Он любил, знал наизусть все эти проселочные дороги, где не проносятся вереницы машин, ибо для парижан, для этих самых заядлых на свете домоседов, пределом, вершиной, потолком туристических поездок служит шоссе Карант-Су. Или, возможно, парижанам для поездок требуется какая-то цель, любая цель, осмотр какой-нибудь достопримечательности. Похоже, что они стремятся своими резиновыми шинами воздать дань некоему всеми признанному пейзажу. Орельен слегка наклонился к своей спутнице и показал рукой на равнину, которую пересекала их машина, в меру пустынную, слегка волнистую, где ничто не приковывало глаз, ничто из того, что приучили нас замечать целые поколения живописцев. Просто земля здесь возделанная, там оставленная под паром, откосы, заросшие сорняками, кучки хвороста — всех оттенков шерстки на брюшке целого десятка зайцев…

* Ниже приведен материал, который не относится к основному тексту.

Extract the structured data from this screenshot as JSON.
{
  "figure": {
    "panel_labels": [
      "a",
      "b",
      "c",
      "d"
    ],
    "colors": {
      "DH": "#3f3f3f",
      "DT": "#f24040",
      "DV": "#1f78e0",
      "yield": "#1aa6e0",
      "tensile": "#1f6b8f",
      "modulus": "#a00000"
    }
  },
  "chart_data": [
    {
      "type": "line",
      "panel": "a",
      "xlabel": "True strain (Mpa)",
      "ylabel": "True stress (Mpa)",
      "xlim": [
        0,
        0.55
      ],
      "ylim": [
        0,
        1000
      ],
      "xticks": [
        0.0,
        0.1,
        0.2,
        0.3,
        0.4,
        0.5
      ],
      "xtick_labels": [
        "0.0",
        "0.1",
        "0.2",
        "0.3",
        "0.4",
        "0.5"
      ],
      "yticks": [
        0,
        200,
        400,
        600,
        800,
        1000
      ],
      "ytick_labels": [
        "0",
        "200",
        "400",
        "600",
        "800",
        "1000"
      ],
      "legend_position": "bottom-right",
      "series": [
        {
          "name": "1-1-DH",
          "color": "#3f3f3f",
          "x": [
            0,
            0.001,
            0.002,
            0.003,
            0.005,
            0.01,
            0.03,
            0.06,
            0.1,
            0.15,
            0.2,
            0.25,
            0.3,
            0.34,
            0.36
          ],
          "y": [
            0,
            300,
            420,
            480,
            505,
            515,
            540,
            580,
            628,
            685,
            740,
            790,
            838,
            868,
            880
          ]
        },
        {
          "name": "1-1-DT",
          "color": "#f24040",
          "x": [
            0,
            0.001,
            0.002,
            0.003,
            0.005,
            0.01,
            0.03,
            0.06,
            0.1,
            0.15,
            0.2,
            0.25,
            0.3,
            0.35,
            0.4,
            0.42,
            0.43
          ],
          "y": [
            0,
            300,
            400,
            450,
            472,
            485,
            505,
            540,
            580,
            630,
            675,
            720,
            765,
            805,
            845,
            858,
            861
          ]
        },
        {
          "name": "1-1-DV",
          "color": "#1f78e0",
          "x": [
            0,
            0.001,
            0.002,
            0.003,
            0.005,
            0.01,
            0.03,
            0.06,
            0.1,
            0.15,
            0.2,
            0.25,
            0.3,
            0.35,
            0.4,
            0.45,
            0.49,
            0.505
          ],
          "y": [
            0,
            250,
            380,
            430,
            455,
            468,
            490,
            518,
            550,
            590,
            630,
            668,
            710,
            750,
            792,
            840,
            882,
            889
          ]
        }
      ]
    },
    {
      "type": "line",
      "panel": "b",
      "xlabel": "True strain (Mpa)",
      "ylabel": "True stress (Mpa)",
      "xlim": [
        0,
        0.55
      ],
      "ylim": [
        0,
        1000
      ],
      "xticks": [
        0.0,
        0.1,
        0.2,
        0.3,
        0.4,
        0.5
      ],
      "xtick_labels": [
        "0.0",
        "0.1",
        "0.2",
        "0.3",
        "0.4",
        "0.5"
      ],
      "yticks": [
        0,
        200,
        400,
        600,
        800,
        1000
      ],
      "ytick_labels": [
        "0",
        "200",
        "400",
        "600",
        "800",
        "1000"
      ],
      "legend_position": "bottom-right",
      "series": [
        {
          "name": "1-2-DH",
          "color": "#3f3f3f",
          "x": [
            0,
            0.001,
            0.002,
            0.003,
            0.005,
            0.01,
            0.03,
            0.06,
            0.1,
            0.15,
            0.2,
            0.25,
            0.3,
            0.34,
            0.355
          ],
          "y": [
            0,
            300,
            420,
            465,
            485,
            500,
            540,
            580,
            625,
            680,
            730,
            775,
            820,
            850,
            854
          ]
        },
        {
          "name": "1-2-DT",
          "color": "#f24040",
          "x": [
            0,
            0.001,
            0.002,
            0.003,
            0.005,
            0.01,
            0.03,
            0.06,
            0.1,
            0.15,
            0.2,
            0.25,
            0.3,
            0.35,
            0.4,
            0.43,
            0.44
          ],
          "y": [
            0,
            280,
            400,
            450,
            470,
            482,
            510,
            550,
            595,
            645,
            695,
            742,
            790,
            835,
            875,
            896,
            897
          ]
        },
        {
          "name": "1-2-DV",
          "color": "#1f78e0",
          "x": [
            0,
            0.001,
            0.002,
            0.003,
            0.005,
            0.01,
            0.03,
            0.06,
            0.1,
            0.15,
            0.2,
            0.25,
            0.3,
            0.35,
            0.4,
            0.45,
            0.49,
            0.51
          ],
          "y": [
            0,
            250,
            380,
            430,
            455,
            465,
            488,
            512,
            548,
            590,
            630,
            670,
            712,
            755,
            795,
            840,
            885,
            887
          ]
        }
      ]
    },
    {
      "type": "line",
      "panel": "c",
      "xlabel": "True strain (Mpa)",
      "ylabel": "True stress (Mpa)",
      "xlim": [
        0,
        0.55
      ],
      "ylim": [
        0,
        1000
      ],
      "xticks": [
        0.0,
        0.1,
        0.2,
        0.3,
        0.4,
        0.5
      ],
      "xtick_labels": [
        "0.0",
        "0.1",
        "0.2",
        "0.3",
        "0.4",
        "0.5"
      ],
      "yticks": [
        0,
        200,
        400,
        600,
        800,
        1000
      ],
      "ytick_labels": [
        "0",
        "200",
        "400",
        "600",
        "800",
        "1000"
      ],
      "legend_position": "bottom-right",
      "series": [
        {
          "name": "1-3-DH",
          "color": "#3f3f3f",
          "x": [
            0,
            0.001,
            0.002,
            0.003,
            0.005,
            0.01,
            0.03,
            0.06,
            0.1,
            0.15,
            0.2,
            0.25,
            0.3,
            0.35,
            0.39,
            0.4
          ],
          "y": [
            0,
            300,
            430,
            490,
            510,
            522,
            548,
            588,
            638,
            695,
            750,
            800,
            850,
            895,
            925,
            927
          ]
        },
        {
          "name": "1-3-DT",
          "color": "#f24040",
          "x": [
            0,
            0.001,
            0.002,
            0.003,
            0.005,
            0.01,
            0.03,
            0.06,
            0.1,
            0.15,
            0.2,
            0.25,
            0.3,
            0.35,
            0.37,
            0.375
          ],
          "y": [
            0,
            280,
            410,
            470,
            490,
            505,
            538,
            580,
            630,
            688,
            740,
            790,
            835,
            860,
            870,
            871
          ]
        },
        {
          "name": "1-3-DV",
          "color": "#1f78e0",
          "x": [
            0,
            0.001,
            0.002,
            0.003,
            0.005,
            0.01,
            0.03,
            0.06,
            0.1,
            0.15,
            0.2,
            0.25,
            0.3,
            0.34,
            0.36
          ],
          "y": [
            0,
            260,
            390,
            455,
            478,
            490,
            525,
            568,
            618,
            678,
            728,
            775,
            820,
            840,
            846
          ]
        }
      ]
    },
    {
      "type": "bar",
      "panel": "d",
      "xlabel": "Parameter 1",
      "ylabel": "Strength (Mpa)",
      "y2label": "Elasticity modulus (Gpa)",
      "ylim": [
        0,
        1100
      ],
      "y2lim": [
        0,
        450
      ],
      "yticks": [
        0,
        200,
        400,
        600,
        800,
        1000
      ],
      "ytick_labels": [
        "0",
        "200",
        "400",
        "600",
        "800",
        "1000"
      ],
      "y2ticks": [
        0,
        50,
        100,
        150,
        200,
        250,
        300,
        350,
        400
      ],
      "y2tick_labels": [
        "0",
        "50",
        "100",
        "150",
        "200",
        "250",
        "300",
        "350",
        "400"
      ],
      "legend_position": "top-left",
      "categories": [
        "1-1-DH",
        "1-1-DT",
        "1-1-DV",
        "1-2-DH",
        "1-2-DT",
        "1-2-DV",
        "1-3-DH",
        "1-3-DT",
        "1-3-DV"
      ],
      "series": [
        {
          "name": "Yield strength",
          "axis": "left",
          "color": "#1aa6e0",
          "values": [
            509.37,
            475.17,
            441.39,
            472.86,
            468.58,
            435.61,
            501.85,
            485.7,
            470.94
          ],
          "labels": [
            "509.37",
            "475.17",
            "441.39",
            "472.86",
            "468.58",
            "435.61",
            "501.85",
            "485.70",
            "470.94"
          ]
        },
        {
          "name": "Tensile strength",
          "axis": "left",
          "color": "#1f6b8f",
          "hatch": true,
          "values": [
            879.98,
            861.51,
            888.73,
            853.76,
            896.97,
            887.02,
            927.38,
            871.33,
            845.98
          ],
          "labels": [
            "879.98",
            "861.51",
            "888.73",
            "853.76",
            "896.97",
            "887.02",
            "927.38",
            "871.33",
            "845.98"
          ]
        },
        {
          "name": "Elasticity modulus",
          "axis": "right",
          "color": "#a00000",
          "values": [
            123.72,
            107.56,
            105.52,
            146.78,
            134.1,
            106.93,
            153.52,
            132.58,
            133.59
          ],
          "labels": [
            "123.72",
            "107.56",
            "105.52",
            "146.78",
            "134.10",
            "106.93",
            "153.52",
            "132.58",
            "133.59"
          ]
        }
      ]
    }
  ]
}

— Странный вы человек, — прошептала Мэри де Персеваль, которая вообще ничего не видела вокруг и под полостью, подбитой рыжим мехом, теснее прижалась к своему спутнику. Орельен взглянул на Мэри: она сидела с влюбленным видом, протянув к нему губы, сложенные для поцелуя. Совершенно ясно: она даже не понимает, чем так восхищался Орельен. Но разве это нужно? Ничуть. Женщина для курортов и пляжей. Держу пари, что она млеет при виде пальм… Тем хуже, тем лучше… Мэри вздохнула: «Милый…» Слова и вздох были на редкость неуместны и вызывали в носу ощущение резкого холодка.
Теперь они катили по крутым изгибам неровной дороги, среди густого перелеска, отгороженного проволокой с надписью: «Охота запрещается», — повторявшейся уже десятки раз.
— Милый, — пролепетала госпожа де Персеваль тоном упрека, — ведь все утверждают, что у меня самые красивые ноги во всей французской державе, а ты не удостоил меня даже самого скромного комплимента…
Орельен резко вывернул руль, объезжая повозку, не желавшую сворачивать, и выправил машину. Он высвободил руку, дабы небрежно скользнуть ладонью по вышеупомянутым ногам до кромки чулок, потом взглянул на клонившееся к закату солнце.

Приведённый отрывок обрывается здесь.